A mixture of soil particles ranging in size from coarse to fine. Processing involve crushing oversized particles and screening where it is necessary to secure the desired grading. The requirements of a satisfactory soil aggregate surface are:
- Resistance to abrasion
- Resistance to penetration of water
- Capillary properties to replace moisture lost by surface evaporation upon the addition of wearing course requirement change.
Macadam base is a type of road base construction that was widely used in the past but has been largely replaced by more modern techniques. It consists of multiple layers of compacted crushed stone or gravel. The base is constructed by placing coarse aggregate, such as crushed stone, on the prepared subgrade and compacting it with heavy rollers. The process is repeated with finer aggregates until the desired thickness and compaction level are achieved.
The macadam base provides stability and support to the pavement structure by distributing the load from traffic and preventing deformation of the underlying subgrade. It also offers some drainage capabilities due to the void spaces between the stones. However, it lacks the superior performance and durability of more advanced base course materials and methods.
In-water bound Macadam:
In-water bound macadam, also known as water-bound macadam or WBM, is a type of road construction method that utilizes a mixture of crushed stone aggregates, water, and a binding material, typically clay or fine sand. This technique was widely used in the past, particularly in rural areas with limited resources and low traffic volumes.
The construction process involves placing the crushed stone aggregates in layers on the prepared subgrade. Each layer is compacted and then thoroughly watered to facilitate the binding action of the finer particles.
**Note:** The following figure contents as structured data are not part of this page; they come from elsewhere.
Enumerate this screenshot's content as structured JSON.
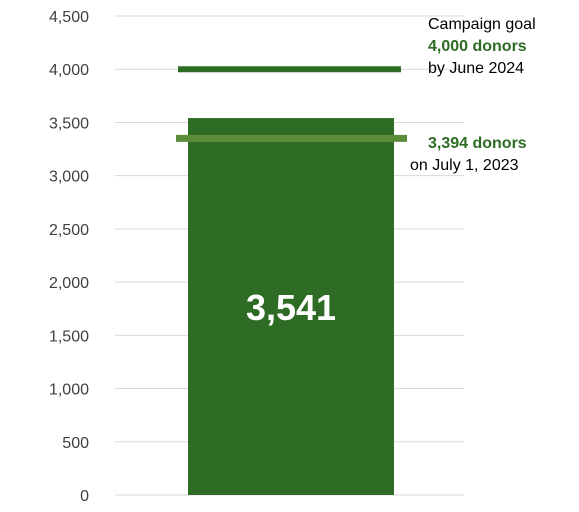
{
  "chart_data": {
    "type": "bar",
    "categories": [
      ""
    ],
    "values": [
      3541
    ],
    "value_label": "3,541",
    "ylim": [
      0,
      4500
    ],
    "yticks": [
      0,
      500,
      1000,
      1500,
      2000,
      2500,
      3000,
      3500,
      4000,
      4500
    ],
    "ytick_labels": [
      "0",
      "500",
      "1,000",
      "1,500",
      "2,000",
      "2,500",
      "3,000",
      "3,500",
      "4,000",
      "4,500"
    ],
    "grid": true,
    "reference_lines": [
      {
        "name": "goal",
        "value": 4000,
        "color": "#2e6b24"
      },
      {
        "name": "baseline",
        "value": 3350,
        "color": "#5b8c3a"
      }
    ],
    "annotations": {
      "goal": {
        "line1": "Campaign goal",
        "line2": "4,000 donors",
        "line3": "by June 2024"
      },
      "current": {
        "line1": "3,394 donors",
        "line2": "on July 1, 2023"
      }
    },
    "colors": {
      "bar": "#2e6b24",
      "goal_line": "#2e6b24",
      "baseline_line": "#5b8c3a",
      "grid": "#d9d9d9",
      "tick_text": "#404040"
    }
  }
}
The water helps in the compaction process and allows the binding material to fill the voids between the larger stones, creating a relatively stable and durable base.
In-water bound macadam provides some load-bearing capacity and allows for water drainage. However, it is not as strong or long-lasting as modern base course materials and methods. Therefore, it is typically used in low-traffic areas or as a temporary solution before more permanent pavement structures are implemented.
Treated bases, also known as stabilized bases, are base course materials that have been modified or treated with additives to improve their engineering properties and performance. These additives can include cement, lime, asphalt, or chemical stabilizers.
The treatment process involves mixing the additives with the base material, such as crushed stone or aggregate, and then compacting the mixture to achieve the desired strength and stability. The additives help bind the particles together, increasing the load-bearing capacity, reducing deformation, and enhancing durability.
Treated bases offer several advantages, including increased strength, improved resistance to moisture, and reduced susceptibility to frost heave and other environmental factors. They are commonly used in high-traffic areas, heavy-duty pavements, and areas with challenging soil conditions where additional support and stability are required.